C’est seulement six ou sept heures plus tard que je me suis rendu compte que je lui avait donné cet argent. Il m’a marabouté en me serrant la main ! [il mime la scène] Le soir même, j’ai eu des maux de tête, j’ai beaucoup vomi…

Quand je me suis rendu compte que je lui avais donné mon argent et que personne ne se présentait pour finaliser la signature du contrat, j’ai réalisé que quelque chose clochait. J’ai pris la décision d’aller à la gendarmerie pour y amener le sac contenant les 50 millions d’euros. Mais à 20 heures, le soir même, on m’a arrêté.

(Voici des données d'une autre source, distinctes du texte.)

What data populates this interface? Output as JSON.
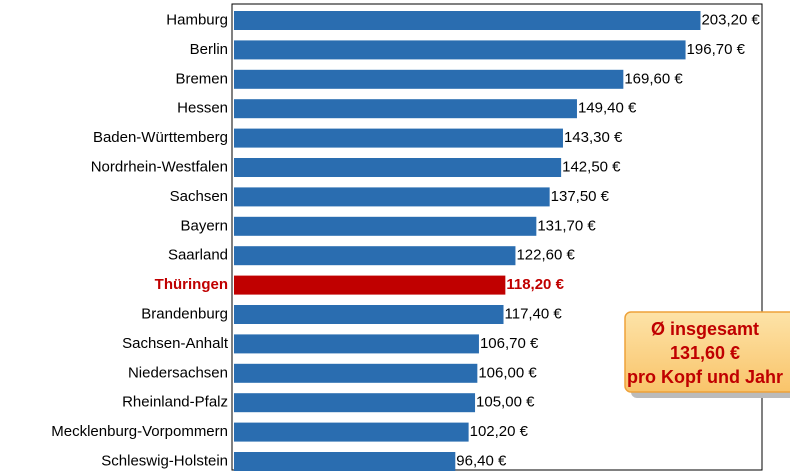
{
  "chart_data": {
    "type": "barh",
    "categories": [
      "Hamburg",
      "Berlin",
      "Bremen",
      "Hessen",
      "Baden-Württemberg",
      "Nordrhein-Westfalen",
      "Sachsen",
      "Bayern",
      "Saarland",
      "Thüringen",
      "Brandenburg",
      "Sachsen-Anhalt",
      "Niedersachsen",
      "Rheinland-Pfalz",
      "Mecklenburg-Vorpommern",
      "Schleswig-Holstein"
    ],
    "values": [
      203.2,
      196.7,
      169.6,
      149.4,
      143.3,
      142.5,
      137.5,
      131.7,
      122.6,
      118.2,
      117.4,
      106.7,
      106.0,
      105.0,
      102.2,
      96.4
    ],
    "value_labels": [
      "203,20 €",
      "196,70 €",
      "169,60 €",
      "149,40 €",
      "143,30 €",
      "142,50 €",
      "137,50 €",
      "131,70 €",
      "122,60 €",
      "118,20 €",
      "117,40 €",
      "106,70 €",
      "106,00 €",
      "105,00 €",
      "102,20 €",
      "96,40 €"
    ],
    "color": "#2a6db0",
    "highlight_index": 9,
    "highlight_color": "#c00000",
    "xlim": [
      0,
      230
    ],
    "annotation": [
      "Ø insgesamt",
      "131,60 €",
      "pro Kopf und Jahr"
    ]
  }
}
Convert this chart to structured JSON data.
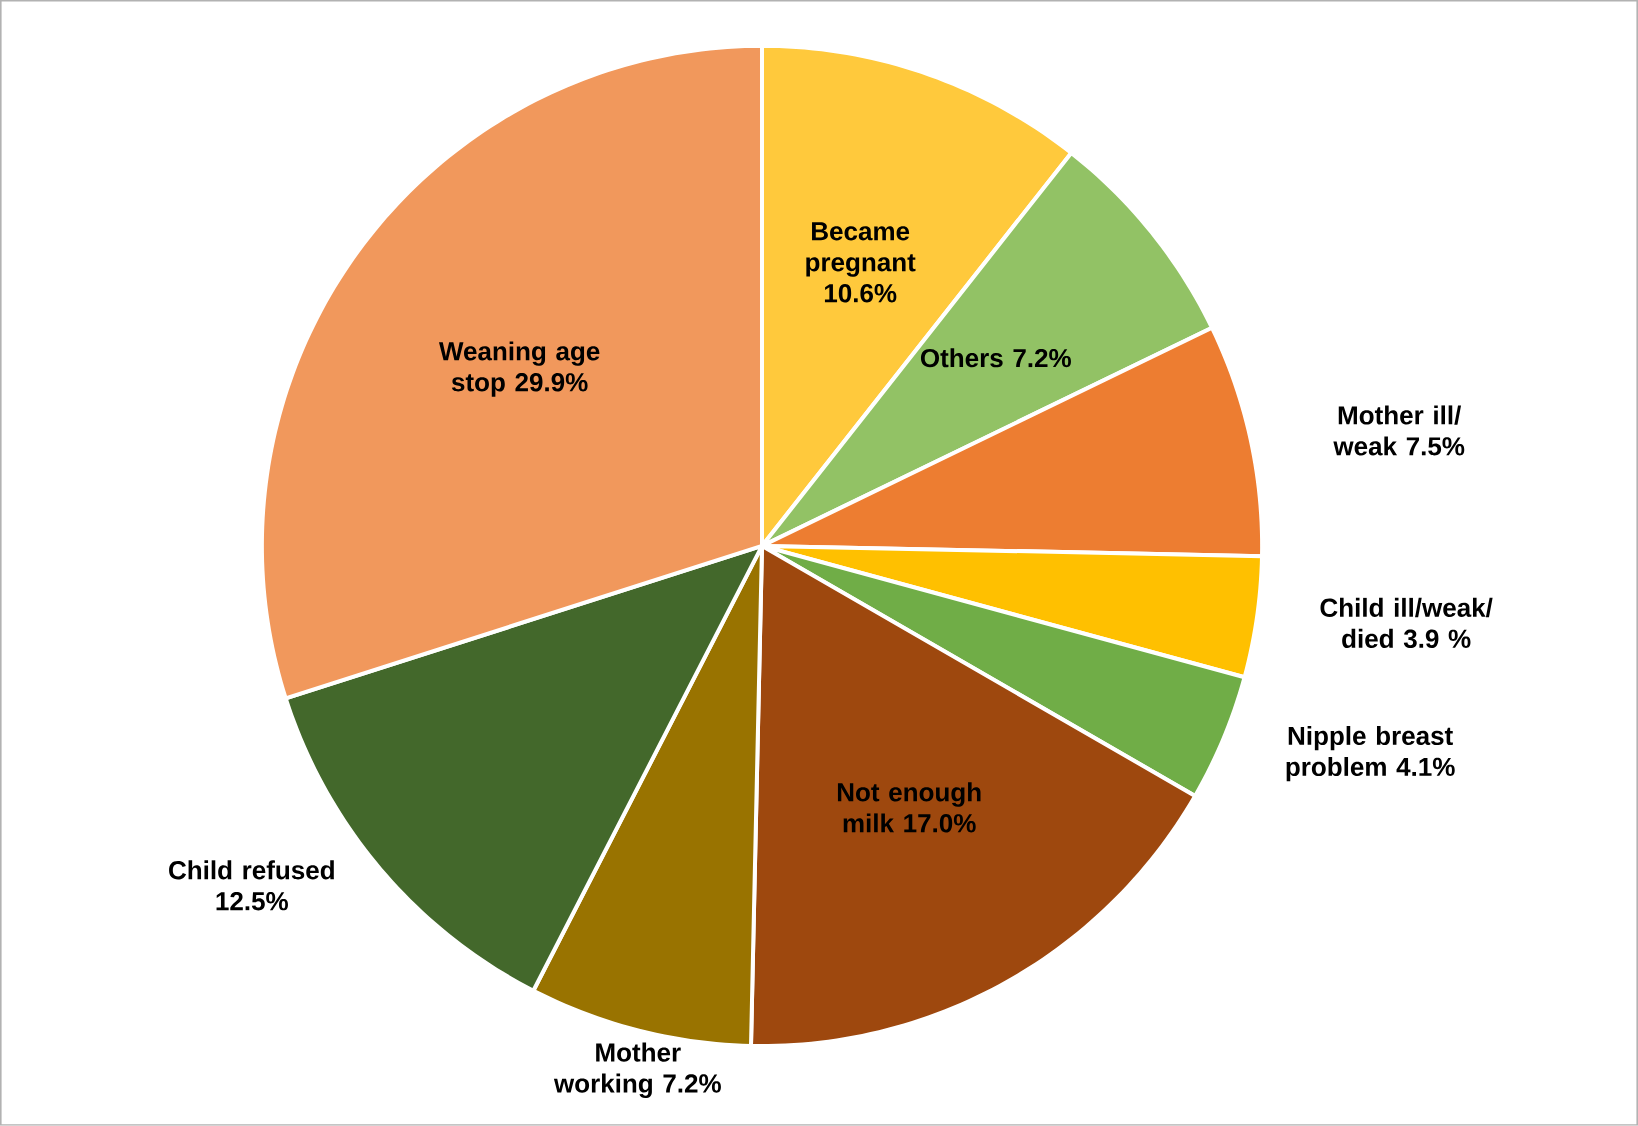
{
  "chart_data": {
    "type": "pie",
    "categories": [
      "Became pregnant",
      "Others",
      "Mother ill/ weak",
      "Child ill/weak/ died",
      "Nipple breast problem",
      "Not enough milk",
      "Mother working",
      "Child refused",
      "Weaning age stop"
    ],
    "values": [
      10.6,
      7.2,
      7.5,
      3.9,
      4.1,
      17.0,
      7.2,
      12.5,
      29.9
    ],
    "value_labels": [
      "10.6%",
      "7.2%",
      "7.5%",
      "3.9 %",
      "4.1%",
      "17.0%",
      "7.2%",
      "12.5%",
      "29.9%"
    ],
    "colors": [
      "#ffc93c",
      "#92c265",
      "#ed7d31",
      "#ffc000",
      "#70ad47",
      "#9e480e",
      "#997300",
      "#43682b",
      "#f1985c"
    ]
  }
}
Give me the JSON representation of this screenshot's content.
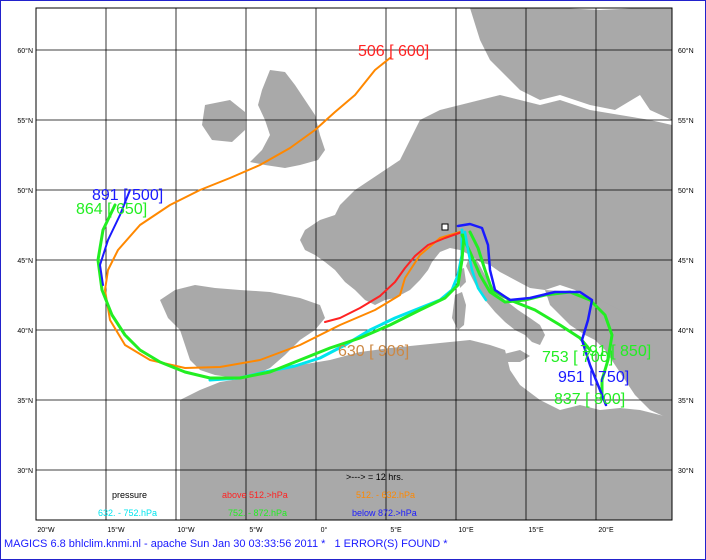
{
  "map": {
    "lat_labels": [
      "60°N",
      "55°N",
      "50°N",
      "45°N",
      "40°N",
      "35°N",
      "30°N"
    ],
    "lon_labels": [
      "20°W",
      "15°W",
      "10°W",
      "5°W",
      "0°",
      "5°E",
      "10°E",
      "15°E",
      "20°E"
    ],
    "tracks": [
      {
        "id": "orange",
        "color": "#ff8800",
        "label": "506 [ 600]",
        "label_color": "#ff2222"
      },
      {
        "id": "blue1",
        "color": "#1a1aff",
        "label": "891 [ 500]",
        "label_color": "#1a1aff"
      },
      {
        "id": "green1",
        "color": "#22ee22",
        "label": "864 [ 650]",
        "label_color": "#22ee22"
      },
      {
        "id": "red",
        "color": "#ff2222",
        "label": "630 [ 906]",
        "label_color": "#cc8844"
      },
      {
        "id": "cyan",
        "color": "#00e5ee",
        "label": "",
        "label_color": ""
      },
      {
        "id": "green2",
        "color": "#22ee22",
        "label": "791 [ 850]",
        "label_color": "#22ee22"
      },
      {
        "id": "green3",
        "color": "#22ee22",
        "label": "753 [ 700]",
        "label_color": "#22ee22"
      },
      {
        "id": "blue2",
        "color": "#1a1aff",
        "label": "951 [ 750]",
        "label_color": "#1a1aff"
      },
      {
        "id": "green4",
        "color": "#22ee22",
        "label": "837 [ 800]",
        "label_color": "#22ee22"
      }
    ],
    "legend": {
      "interval": ">---> = 12 hrs.",
      "pressure_label": "pressure",
      "items": [
        {
          "text": "above   512.>hPa",
          "color": "#ff2222"
        },
        {
          "text": "512. -   632.hPa",
          "color": "#ff8800"
        },
        {
          "text": "632. -   752.hPa",
          "color": "#00e5ee"
        },
        {
          "text": "752. -   872.hPa",
          "color": "#22ee22"
        },
        {
          "text": "below   872.>hPa",
          "color": "#1a1aff"
        }
      ]
    }
  },
  "footer": {
    "left": "MAGICS 6.8 bhlclim.knmi.nl - apache Sun Jan 30 03:33:56 2011 *",
    "right": "1 ERROR(S) FOUND *"
  },
  "colors": {
    "land": "#a9a9a9",
    "sea": "#ffffff",
    "grid": "#000000",
    "frame": "#2222cc"
  }
}
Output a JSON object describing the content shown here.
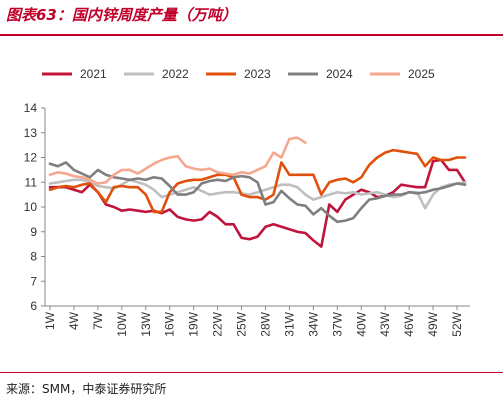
{
  "figure": {
    "title": "图表63：国内锌周度产量（万吨）",
    "source": "来源：SMM，中泰证券研究所"
  },
  "chart_data": {
    "type": "line",
    "title": "",
    "xlabel": "",
    "ylabel": "",
    "ylim": [
      6,
      14
    ],
    "yticks": [
      6,
      7,
      8,
      9,
      10,
      11,
      12,
      13,
      14
    ],
    "xtick_labels": [
      "1W",
      "4W",
      "7W",
      "10W",
      "13W",
      "16W",
      "19W",
      "22W",
      "25W",
      "28W",
      "31W",
      "34W",
      "37W",
      "40W",
      "43W",
      "46W",
      "49W",
      "52W"
    ],
    "legend_position": "top",
    "grid": false,
    "x": [
      1,
      2,
      3,
      4,
      5,
      6,
      7,
      8,
      9,
      10,
      11,
      12,
      13,
      14,
      15,
      16,
      17,
      18,
      19,
      20,
      21,
      22,
      23,
      24,
      25,
      26,
      27,
      28,
      29,
      30,
      31,
      32,
      33,
      34,
      35,
      36,
      37,
      38,
      39,
      40,
      41,
      42,
      43,
      44,
      45,
      46,
      47,
      48,
      49,
      50,
      51,
      52,
      53
    ],
    "series": [
      {
        "name": "2021",
        "color": "#c0143c",
        "values": [
          10.8,
          10.8,
          10.8,
          10.7,
          10.6,
          10.9,
          10.6,
          10.1,
          10.0,
          9.85,
          9.9,
          9.85,
          9.8,
          9.85,
          9.75,
          9.9,
          9.6,
          9.5,
          9.45,
          9.5,
          9.8,
          9.6,
          9.3,
          9.3,
          8.75,
          8.7,
          8.8,
          9.2,
          9.3,
          9.2,
          9.1,
          9.0,
          8.95,
          8.65,
          8.4,
          10.1,
          9.8,
          10.3,
          10.5,
          10.7,
          10.6,
          10.4,
          10.45,
          10.6,
          10.9,
          10.85,
          10.8,
          10.8,
          11.85,
          11.9,
          11.5,
          11.5,
          11.0
        ]
      },
      {
        "name": "2022",
        "color": "#bfbfbf",
        "values": [
          10.95,
          11.0,
          11.05,
          11.1,
          11.1,
          11.0,
          10.85,
          10.8,
          10.75,
          10.9,
          11.1,
          11.0,
          10.9,
          10.7,
          10.4,
          10.5,
          10.6,
          10.7,
          10.8,
          10.65,
          10.5,
          10.55,
          10.6,
          10.6,
          10.55,
          10.5,
          10.6,
          10.7,
          10.8,
          10.9,
          10.9,
          10.8,
          10.5,
          10.3,
          10.4,
          10.5,
          10.6,
          10.55,
          10.6,
          10.5,
          10.55,
          10.6,
          10.5,
          10.4,
          10.45,
          10.6,
          10.6,
          9.95,
          10.5,
          10.8,
          10.9,
          10.95,
          11.0
        ]
      },
      {
        "name": "2023",
        "color": "#e0500a",
        "values": [
          10.7,
          10.8,
          10.85,
          10.8,
          10.9,
          10.95,
          10.6,
          10.2,
          10.8,
          10.85,
          10.8,
          10.8,
          10.5,
          9.8,
          9.8,
          10.6,
          10.95,
          11.05,
          11.1,
          11.1,
          11.2,
          11.3,
          11.3,
          11.2,
          10.5,
          10.4,
          10.4,
          10.3,
          10.5,
          11.8,
          11.3,
          11.3,
          11.3,
          11.3,
          10.5,
          11.0,
          11.1,
          11.15,
          11.0,
          11.2,
          11.7,
          12.0,
          12.2,
          12.3,
          12.25,
          12.2,
          12.15,
          11.65,
          12.0,
          11.9,
          11.9,
          12.0,
          12.0
        ]
      },
      {
        "name": "2024",
        "color": "#7f7f7f",
        "values": [
          11.75,
          11.65,
          11.8,
          11.5,
          11.35,
          11.2,
          11.5,
          11.3,
          11.2,
          11.15,
          11.1,
          11.15,
          11.1,
          11.2,
          11.15,
          10.85,
          10.5,
          10.5,
          10.6,
          10.95,
          11.05,
          11.1,
          11.05,
          11.2,
          11.25,
          11.2,
          11.0,
          10.1,
          10.2,
          10.65,
          10.35,
          10.1,
          10.05,
          9.7,
          9.95,
          9.65,
          9.4,
          9.45,
          9.55,
          9.95,
          10.3,
          10.35,
          10.45,
          10.5,
          10.5,
          10.6,
          10.55,
          10.6,
          10.7,
          10.75,
          10.85,
          10.95,
          10.9
        ]
      },
      {
        "name": "2025",
        "color": "#f4a890",
        "values": [
          11.3,
          11.4,
          11.35,
          11.25,
          11.2,
          11.1,
          10.95,
          11.0,
          11.3,
          11.5,
          11.5,
          11.35,
          11.55,
          11.75,
          11.9,
          12.0,
          12.05,
          11.65,
          11.55,
          11.5,
          11.55,
          11.4,
          11.35,
          11.3,
          11.4,
          11.35,
          11.5,
          11.65,
          12.2,
          12.0,
          12.75,
          12.8,
          12.6,
          null,
          null,
          null,
          null,
          null,
          null,
          null,
          null,
          null,
          null,
          null,
          null,
          null,
          null,
          null,
          null,
          null,
          null,
          null,
          null
        ]
      }
    ]
  }
}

Comment pouviez-vous détenir 85 millions de francs CFA en liquide chez vous ?

Je suis propriétaire d’une boîte de nuit à la Médina [une commune de Dakar]. Ces 85 millions provenaient des recettes que je récoltais chaque semaine dans cet établissement.

Au lendemain de votre arrestation, la presse a avancé des montants exorbitants en faux billets, souvent contradictoires. Comment avez-vous vécu le traitement médiatique de cette affaire ?

J’ai subi un lynchage médiatique. La presse en a fait l’affaire du siècle : tout et n’importe quoi a été dit. Ça a pris des proportions incroyables. On m’a accusé de contrefaire de l’argent, de le blanchir, sans même se renseigner. En réalité, il n’y avait que du papier sans valeur dans cette sacoche ! Comment aurais-je pu falsifier ou blanchir du papier ?

On m’a également accusé d’être mêlé à une escroquerie. Qui ai-je escroqué ? Qui peut se présenter aujourd’hui et dire : « Thione Seck m’a arnaqué » ?

Même la BCEAO [Banque centrale des États de l’Afrique de l’Ouest, qui s’est portée portée partie civile] n’a réclamé que le franc symbolique au procès, puisqu’elle n’avait subi aucun préjudice. La seule victime dans cette affaire, le seul à avoir subi un préjudice, c’est moi !

Thione Seck à la présidence, avec Macky Sall, lorsque le chanteur avait présenté au président sénégalais sont projet de "Cedeao en choeur", en octobre 2018. © DR . Présidence de la République sénégalaise

Ceux qui ont voulu me détruire, je veux qu’ils sachent qu’aujourd’hui, je suis encore plus fort

Comment avez-vous vécu ces quatre années de procédure ?

Je me suis senti délaissé. Je n’ai pas été soutenu par mes confrères artistes, à l’exception de quelques-uns. Je n’en veux pas aux autres, simplement nous aurions pu être solidaires.

Il n’est pas rare que des artistes se trouvent dans ma situation. Pas seulement des artistes, d’ailleurs : des marabouts, des hommes politiques, des hommes d’affaires à qui on a, un jour, remis des faux billets malgré eux.

Quatre ans d’affaire, dont huit mois pendant lesquels vous avez été incarcéré… Quel a été l’impact sur votre carrière ? 

Ceux qui ont comploté contre moi on voulu lâcher une bombe. Parce que je suis Thione Seck, parce que je dérangeais. Mais je m’étais déjà mis en retrait avant l’affaire, pour céder la place à mon fils Wally et donner de l’élan à sa carrière, ce qui a fonctionné.

Je travaille aujourd’hui sur le plus grand projet musical jamais créé : « La Cédéao en chœur ». Un projet multi-ethnique pour lequel j’ai composé beaucoup de chansons ces quatre dernières années. Elles seront reprises en différentes versions : classique, salsa, R&B, rap, zouk ou reggae. Nous rassemblerons une vingtaine de chanteurs par pays de la Cédéao. Certains ont déjà commencé à enregistrer.

J’ai présenté ce projet au président de la République Macky Sall il y a trois mois, et il est très fier que ce soit l’initiative d’un Sénégalais. Ceux qui ont voulu me détruire, je veux qu’ils sachent qu’aujourd’hui, je suis encore plus fort.